It’s odd to think back to the beginnings of Agnes Bakery – it feels that long ago.
In April 2020 it was an emergency measure cooked up by Agnes owners Ben Williamson, Tyron Simon, Bianca Marchi and Frank Li to get the woodfires burning at the group’s yet-to-open star restaurant. Agnes then went on to debut in earnest, collecting rave reviews and remaining more or less fully booked every week. It’s since been joined by Bianca, the group’s fast-paced take on Italian, which has proven almost as popular.
And yet, folks never forgot about those doughnuts, Basque burnt cheesecakes, and custard and almond kouignou-amann. When Agnes Bakery made an ever-so-brief reappearance off the back of the late March Brisbane lockdown, punters lined up around the block – literally, with the queue snaking up Agnes Street, down Gotha Street, and along Barry Parade and Gipps Street all the way back towards the restaurant’s front door.
You could argue it was the most precise example of Australia’s pandemic pivot towards fresh-baked comfort food.
Perhaps it’s little wonder, then, that Williamson, Simon, Marchi and Li are now spinning it off into its own venue, with Agnes Bakery opening on the corner of James and Harcourt streets in September, taking over the former premises of Arc & Family. It’s a long way removed from Agnes Street on the other side of Fortitude Valley, but it also makes sense in a relatively under-serviced, residential part of James Street.
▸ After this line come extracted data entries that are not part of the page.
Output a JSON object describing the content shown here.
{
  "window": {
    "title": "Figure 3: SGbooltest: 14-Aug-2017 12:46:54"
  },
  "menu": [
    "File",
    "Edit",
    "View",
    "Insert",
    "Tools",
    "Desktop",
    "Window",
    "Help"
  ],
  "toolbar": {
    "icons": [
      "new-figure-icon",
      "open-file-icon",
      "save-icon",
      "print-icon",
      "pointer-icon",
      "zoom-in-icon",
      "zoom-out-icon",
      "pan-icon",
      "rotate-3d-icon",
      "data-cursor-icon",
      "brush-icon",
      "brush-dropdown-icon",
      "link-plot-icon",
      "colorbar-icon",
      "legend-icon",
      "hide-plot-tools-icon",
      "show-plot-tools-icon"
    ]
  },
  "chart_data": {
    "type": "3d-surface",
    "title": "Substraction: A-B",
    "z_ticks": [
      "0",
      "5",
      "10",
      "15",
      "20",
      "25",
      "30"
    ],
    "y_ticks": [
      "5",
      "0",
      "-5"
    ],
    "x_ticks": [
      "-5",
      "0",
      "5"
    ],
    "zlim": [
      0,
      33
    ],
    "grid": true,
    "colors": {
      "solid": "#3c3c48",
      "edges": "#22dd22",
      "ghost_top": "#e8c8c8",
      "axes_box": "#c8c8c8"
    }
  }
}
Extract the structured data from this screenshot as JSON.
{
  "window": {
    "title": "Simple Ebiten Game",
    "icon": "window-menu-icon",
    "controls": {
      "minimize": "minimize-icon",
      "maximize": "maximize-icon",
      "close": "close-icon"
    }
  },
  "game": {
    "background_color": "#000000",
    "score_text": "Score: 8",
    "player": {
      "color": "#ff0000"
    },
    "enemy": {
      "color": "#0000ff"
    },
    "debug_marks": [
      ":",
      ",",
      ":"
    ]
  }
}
“A bakery is something that you have in your neighbourhood,” Tyron Simon says. “That’s where you get your bread. That’s where you get your cakes for significant birthdays. On a Saturday morning, you get your croissants, you get your pastries, and you sit down and you read the paper. That to me is people’s fondness for bakeries. That’s the role they played in my life.”
The old Queenslander-style corner store will be given a complete makeover by the group’s regular architects Richards & Spence. But expect something lighter and brighter than the charismatic Agnes restaurant.
“Our first thought was to find something similar with brick and rafters,” Simon says. “But what defines Agnes is woodfire. We thought that not being in a new build was the only parameter we should set. That’s probably more what Agnes is, a return to the old world.
“There’ll be wood. There’ll be light creams. And everything will be centred around this beautiful oven.”
Williamson and his bakers will be working with an enormous four-tonne locally made Beech oven, baking 24 loaves of bread at a time (as opposed to the four loaves Agnes restaurant could handle). Its design has been carefully overseen by Williamson to allow it to better switch from the breads overnight to pizzette and pastries in the morning. Simon says much of the fit-out so far has been about reinforcing the supports of the building to cope with the oven’s enormous weight.
As for what they’ll be peddling, Simon says to expect the same selection of sourdoughs, cluster rolls, pizzette, cinnamon doughnuts, kouignou-amann and Basque cheesecakes that made the original so popular, but for that selection to slowly grow as the new bakery finds its feet. Otherwise, there’ll be espresso coffee, and that’s about it. Agnes will still be a grab-and-go spot rather than a full-blown cafe operation – somewhere to drop into on the regular rather than linger.
“That’s what we’re trying to achieve with Agnes Bakery,” Simon says. “It’s there for Saturday mornings, it’s there for celebrations. It’s there to just be a part of life.”
Agnes Bakery will open in mid-September.